- Born: Oliver Albert Croft 17 November 1929
- Died: 23 November 2019 (aged 90)
- Years active: 1973–2011
- Spouse: Lorna Croft (died 2003)

= Olly Croft =

British darts administrator (1929–2019)

Oliver Albert Croft, (17 November 1929 – 23 November 2019) was a British darts administrator and the founder of the British Darts Organisation (BDO). He was one of the most influential protagonists in darts for almost four decades, having set up and run the BDO from its inception in 1973 until he was voted off the board in August 2011.

Prior to the formation of the BDO, the major organisation for county darts had been the National Darts Association of Great Britain (the NDAGB, commonly referred to as NDA) which had been formed in London on 25 September 1954. Croft began playing darts himself in 1961 for the Harringay Arms in Crouch Hill and was soon playing seven nights per week.

== Early life ==
Croft was born on 17 November 1929 to the North London tiler Oliver Croft and his wife May Gladys (née Robinson), who later died while giving birth to his younger brother.
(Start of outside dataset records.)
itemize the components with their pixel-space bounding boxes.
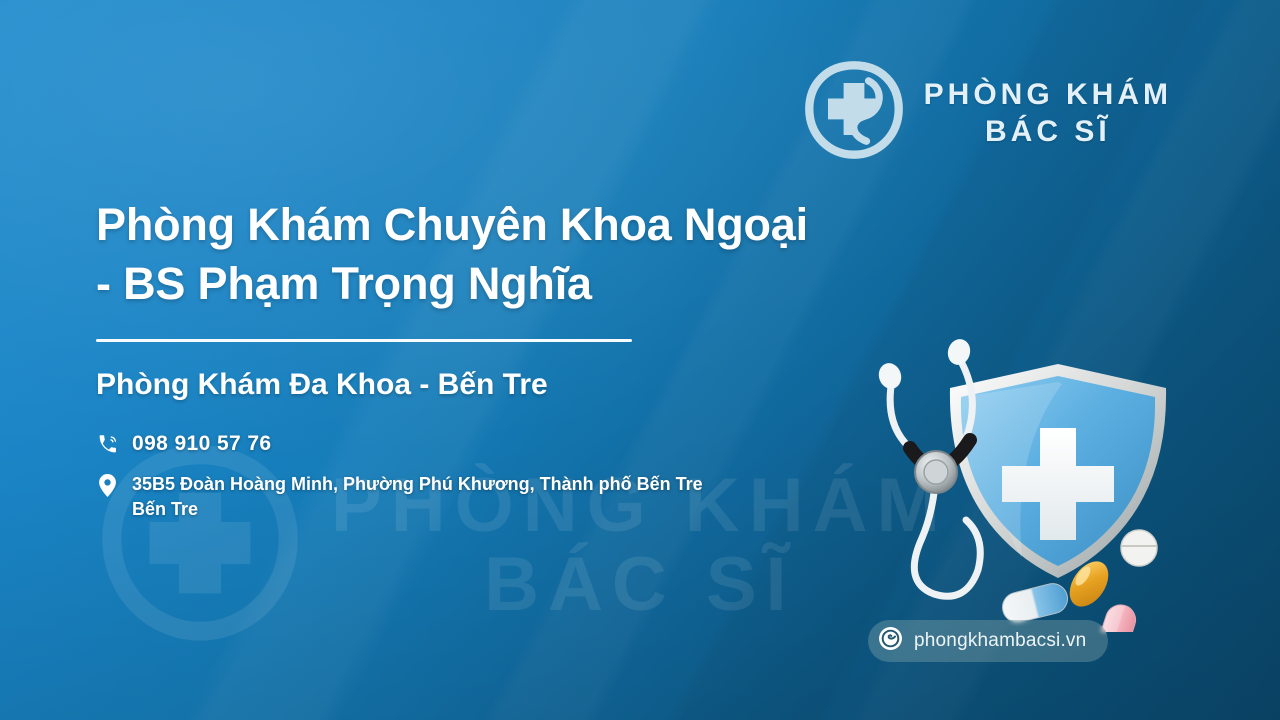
pill-gold-softgel-capsule xyxy=(1062,554,1116,613)
pill-blue-white-capsule xyxy=(999,580,1070,625)
medical-cross-circle-icon xyxy=(802,58,906,167)
address-line-1: 35B5 Đoàn Hoàng Minh, Phường Phú Khương,… xyxy=(132,474,703,494)
contact-info: 098 910 57 76 35B5 Đoàn Hoàng Minh, Phườ… xyxy=(96,432,876,523)
main-content: Phòng Khám Chuyên Khoa Ngoại - BS Phạm T… xyxy=(96,196,876,539)
page-subtitle: Phòng Khám Đa Khoa - Bến Tre xyxy=(96,366,876,404)
website-url: phongkhambacsi.vn xyxy=(914,630,1086,652)
stethoscope-icon xyxy=(876,336,981,596)
page-title-line-2: - BS Phạm Trọng Nghĩa xyxy=(96,255,876,314)
website-badge[interactable]: phongkhambacsi.vn xyxy=(868,620,1108,662)
phone-row[interactable]: 098 910 57 76 xyxy=(96,432,876,456)
medical-illustration xyxy=(862,332,1202,632)
map-pin-icon xyxy=(96,472,118,497)
pill-white-round-tablet xyxy=(1121,530,1157,566)
title-divider xyxy=(96,339,632,342)
address-row[interactable]: 35B5 Đoàn Hoàng Minh, Phường Phú Khương,… xyxy=(96,472,876,523)
page-title: Phòng Khám Chuyên Khoa Ngoại - BS Phạm T… xyxy=(96,196,876,313)
clinic-banner: PHÒNG KHÁM BÁC SĨ PHÒNG KHÁM BÁC SĨ xyxy=(0,0,1280,720)
globe-circle-icon xyxy=(878,626,903,656)
phone-ringing-icon xyxy=(96,432,118,455)
medical-shield-cross-icon xyxy=(950,364,1166,578)
phone-number: 098 910 57 76 xyxy=(132,432,272,456)
page-title-line-1: Phòng Khám Chuyên Khoa Ngoại xyxy=(96,196,876,255)
address-line-2: Bến Tre xyxy=(132,499,198,519)
brand-logo-line-1: PHÒNG KHÁM xyxy=(924,78,1172,111)
brand-logo-text: PHÒNG KHÁM BÁC SĨ xyxy=(924,78,1172,148)
brand-logo[interactable]: PHÒNG KHÁM BÁC SĨ xyxy=(802,58,1172,167)
address: 35B5 Đoàn Hoàng Minh, Phường Phú Khương,… xyxy=(132,472,703,523)
watermark-line-2: BÁC SĨ xyxy=(484,545,796,624)
brand-logo-line-2: BÁC SĨ xyxy=(985,115,1111,148)
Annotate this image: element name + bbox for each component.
His father remarried and his son was rebellious towards his stepmother. She beat Croft and locked him in the home cupboard under the stairs in response. The children were subsequently evacuated when the Second World War broke out. After Croft did his national service as an electrician for the Royal Air Force, he established a kitchen tile company called Croft Brothers, which had two shops in Muswell Hill and Bushey Heath, Hertfordshire, and generated £2 million in income.

==BDO formation==
The British Darts Organisation was formed at its inaugural meeting at Croft's home in Creighton Avenue, Muswell Hill in North London on 7 January 1973. Twelve others attended that meeting including his wife Lorna, Sam Hawkins, Jim Sweeney and James Rogers. They agreed to start an inter-county league that autumn and instead of working within the NDA decided to go it alone.

After the British Darts Organisation separated from the NDA in 1973, he said, "We have 61 counties, our links with television and the big sponsors. Our ultimate aim? I think it is a headquarters where we can hold big finals... But I can't see that in our lifetime."

There are now 66 counties providing competitive darts for men, women and youth, backed up with internal county Super Leagues.

Croft also affiliated the British Darts Organisation as a founder member of the World Darts Federation which set up the World Cup and Europe Cup.

==Darts boom and bust==
With the creation of the Winmau World Masters in 1974 and World Professional Darts Championship in 1978, darts began to become increasingly popular, appearing on BBC television and ITV usually on their World of Sport show. But as the mid-to-late eighties approached and World of Sport was cancelled, the image of the game collapsed. Some top players became frustrated at lack of opportunities, and Croft would become a central character in a devastating split in the game.

==Acrimonious split==

In 1993 the top players left the British Darts Organisation and formed the World Darts Council (which is now the Professional Darts Corporation, PDC), but Croft and his organisation proceeded to ban the rebel players from playing County Darts. Croft - who was a salaried BDO official and lived rent-free in a BDO-owned property - was quoted as saying, "I don't owe any dart players a kidney stone". The acrimony ended up in court in an expensive proceeding that neither side could really afford - either financially or for the good of the game. The two sides eventually came to an agreement in 1997 via a Tomlin Order, but there was still division, rivalry and often animosity between the two organisations.

==After the split==
Croft asserted that his British Darts Organisation set-up was for the good of all players and not just a select few. Many of the players that made their way through the county system joined the PDC as their tournaments offer higher prize money and more chance of making a full-time living from the game.

Passionate debate often raged amongst darts fans as to the relative merits of the BDO and PDC, and Croft's role in the split in the game. He pioneered a system of county darts which still produces top players and in many respects built the game's foundation in the 1970s and 1980s. But criticism for the fact that there are now two Organisations and thus no unified World Championship is equally rife.

Mike Watterson, the sports promoter who created the Embassy World Professional Championship (and arranged the TV and sponsorship deals), was one of Croft's biggest critics.

==Voted off board==
On 7 August 2011, Croft was voted off the BDO board at their AGM ending 38 years as the main figurehead of the Organisation. It also brought to an end his role as tournament director for the BDO as Wayne Williams succeeded him. Despite losing power over the BDO in 2011, Croft continued to be the Chief Technical Advisor at the WDF.

Olly Croft died on 23 November 2019, shortly after his 90th birthday. Olly's wife, Lorna, had died in June 2003, aged 72. They were survived by two sons and a daughter.